Neuartige Modelliertechnik erlaubt 100x schnellere Änderungskonstruktion gegenüber herkömmlicher Methode
Mit der Synchronous Technology hat Siemens PLM Software 2008 eine neue Modelliertechnik vorgestellt, die als erste eine historienfreie, formelementbasierte Bearbeitung eigener wie importierter Daten erlaubt.
Damit kombiniert die Lösung die Geschwindigkeit und Flexibilität direkter Modelliertechniken – in denen ohne Rücksicht auf die Reihenfolge der Erstellungsschritte und Verknüpfungen die Geometrie eines Bauteils direkt bearbeitet werden kann – mit der präzisen Kontrolle maßgesteuerter Konstruktion.
Ein maßgeblicher Teil der Aufgaben eines Konstrukteurs besteht im Ändern und Modifizieren von Teilen, Komponenten und Baugruppen. Mit herkömmlichen Arbeitsweisen ist dies recht zeitaufwändig und fehleranfällig. Im Beispiel der abgebildeten Förderanlage soll u. a. die gesamte Konstruktion um 170 mm verlängert werden, wobei hier 7 Bauteile in der Länge angepasst sowie weitere 15 Bauteile (assoziativ) neu positioniert werden müssen. Eine Modifizierung und Platzierung all dieser Teile per Hand wäre mit einem Zeitaufwand von mindestens 30 Minuten verbunden. „Synchronous Technology“ dagegen erlaubt hier u. a. über einfaches „Markieren und Verlängern“ der relevanten Geometrie eine bis zu 100x schnellere Änderungskonstruktion.
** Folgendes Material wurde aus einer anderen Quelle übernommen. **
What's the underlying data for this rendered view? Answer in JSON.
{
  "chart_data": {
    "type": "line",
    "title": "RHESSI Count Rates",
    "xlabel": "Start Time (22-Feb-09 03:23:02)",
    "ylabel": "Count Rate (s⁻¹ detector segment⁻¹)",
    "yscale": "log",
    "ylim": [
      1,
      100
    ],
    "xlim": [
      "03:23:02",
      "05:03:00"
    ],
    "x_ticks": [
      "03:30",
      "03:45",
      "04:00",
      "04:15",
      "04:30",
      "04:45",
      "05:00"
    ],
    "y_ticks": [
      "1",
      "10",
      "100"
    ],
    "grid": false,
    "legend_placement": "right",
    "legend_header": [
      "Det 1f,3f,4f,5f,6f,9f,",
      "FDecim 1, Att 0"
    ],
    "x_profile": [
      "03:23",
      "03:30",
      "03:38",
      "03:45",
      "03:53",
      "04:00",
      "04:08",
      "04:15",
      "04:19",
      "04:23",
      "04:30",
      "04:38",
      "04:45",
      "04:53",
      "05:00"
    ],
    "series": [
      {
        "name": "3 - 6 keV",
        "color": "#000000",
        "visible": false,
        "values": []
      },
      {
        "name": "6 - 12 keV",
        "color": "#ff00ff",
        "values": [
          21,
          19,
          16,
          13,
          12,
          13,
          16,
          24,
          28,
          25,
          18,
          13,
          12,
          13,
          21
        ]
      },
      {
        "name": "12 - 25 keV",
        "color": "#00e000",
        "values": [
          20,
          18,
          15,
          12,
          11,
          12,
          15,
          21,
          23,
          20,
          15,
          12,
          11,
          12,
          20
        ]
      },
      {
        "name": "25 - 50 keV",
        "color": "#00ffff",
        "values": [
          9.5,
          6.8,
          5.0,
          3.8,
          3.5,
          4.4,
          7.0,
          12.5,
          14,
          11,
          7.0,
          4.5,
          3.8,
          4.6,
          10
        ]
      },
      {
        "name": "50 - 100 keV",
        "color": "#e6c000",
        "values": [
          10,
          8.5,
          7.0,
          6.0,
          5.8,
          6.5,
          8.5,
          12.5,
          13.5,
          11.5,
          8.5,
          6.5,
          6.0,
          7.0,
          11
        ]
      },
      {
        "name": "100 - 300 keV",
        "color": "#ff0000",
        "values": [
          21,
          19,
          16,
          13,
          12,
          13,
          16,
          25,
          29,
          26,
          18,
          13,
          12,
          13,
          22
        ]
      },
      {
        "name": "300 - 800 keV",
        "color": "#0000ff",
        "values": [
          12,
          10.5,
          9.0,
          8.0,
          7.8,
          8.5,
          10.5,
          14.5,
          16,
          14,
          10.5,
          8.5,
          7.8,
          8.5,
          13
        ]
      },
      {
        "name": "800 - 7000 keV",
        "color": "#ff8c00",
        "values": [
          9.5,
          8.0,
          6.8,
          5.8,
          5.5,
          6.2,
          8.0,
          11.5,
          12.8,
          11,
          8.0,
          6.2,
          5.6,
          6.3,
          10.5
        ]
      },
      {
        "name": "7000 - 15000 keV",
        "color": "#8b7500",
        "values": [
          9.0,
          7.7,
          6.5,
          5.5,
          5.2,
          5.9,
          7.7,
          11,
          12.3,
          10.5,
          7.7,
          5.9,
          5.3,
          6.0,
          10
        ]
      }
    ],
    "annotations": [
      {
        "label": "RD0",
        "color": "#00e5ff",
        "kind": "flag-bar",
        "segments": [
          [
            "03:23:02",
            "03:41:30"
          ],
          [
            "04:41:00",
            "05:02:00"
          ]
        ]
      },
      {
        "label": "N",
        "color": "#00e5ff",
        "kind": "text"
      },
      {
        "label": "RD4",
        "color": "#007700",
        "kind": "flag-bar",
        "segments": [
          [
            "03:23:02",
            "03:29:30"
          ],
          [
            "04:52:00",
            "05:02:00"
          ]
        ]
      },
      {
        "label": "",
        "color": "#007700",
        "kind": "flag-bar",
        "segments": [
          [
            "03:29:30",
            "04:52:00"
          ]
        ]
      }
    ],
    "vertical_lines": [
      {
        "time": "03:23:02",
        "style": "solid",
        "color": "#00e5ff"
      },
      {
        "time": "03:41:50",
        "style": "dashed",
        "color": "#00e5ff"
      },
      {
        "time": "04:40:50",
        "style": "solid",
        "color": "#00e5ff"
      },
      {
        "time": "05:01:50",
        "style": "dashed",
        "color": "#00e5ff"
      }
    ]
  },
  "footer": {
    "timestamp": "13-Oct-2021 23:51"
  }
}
Am konkreten Beispiel waren diese Änderungen in 25 Sekunden vorgenommen.
Unternehmen erhalten so einen respektablen Vorsprung in Bezug auf die maßgeblichen Faktoren „Time-To-Market“ und Entwicklungskosten.
Führendes Blechmodul neu konzipiert
Neben dem Einsatz der Synchronous Technology in prismatischen Bauteilen und Baugruppen ist diese jetzt auch im Modul zur Blechkonstruktion anwendbar. Mit neuen Werkzeugen zur direkten Bearbeitung von Blechteilen können importierte Geometrien oder Skizzen in Bauteile gezogen werden, um schnell zu dem gewünschten Ergebnis zu kommen. Ein wichtiger Vorteil für Fertigungsbetriebe liegt auch hier wieder in der Möglichkeit, importierte Konstruktionen schneller als mit dem Originalsystem zu bearbeiten. Bei der Übernahme in Solid Edge werden Schlüsselparameter wie Blechstärke, Biegungen und Biegeradien erkannt und beibehalten. Änderungen, die sonst einen vollkommenen Neuaufbau der Konstruktion erfordern würden, lassen sich nun mit den beschriebenen, einfachen Methoden vornehmen.
Sicherheit durch integrierte Simulation
Zur konstruktionsnahen Berechnung eröffnet Solid Edge nun skalierbare Möglichkeiten, die eine Überprüfung von Modellen in frühen Phasen der Entwicklungsprozesse erlauben. Das neue Modul Solid Edge Simulation bietet mit vorkonfigurierten, bewährten Workflows Unterstützung für genaue Analysen von Baugruppen, einzelnen Volumenmodellen oder Blechteilen. Unternehmen, die spezialisierte Berechnungsingenieure nicht auslasten könnten, gehen damit einen ersten Schritt zur digitalen Simulation von Bauteilen. Mittelständische Zulieferer beweisen mit diesem zusätzlichen Dienstleistungsangebot Kompetenz und hohes Qualitätsbewusstsein.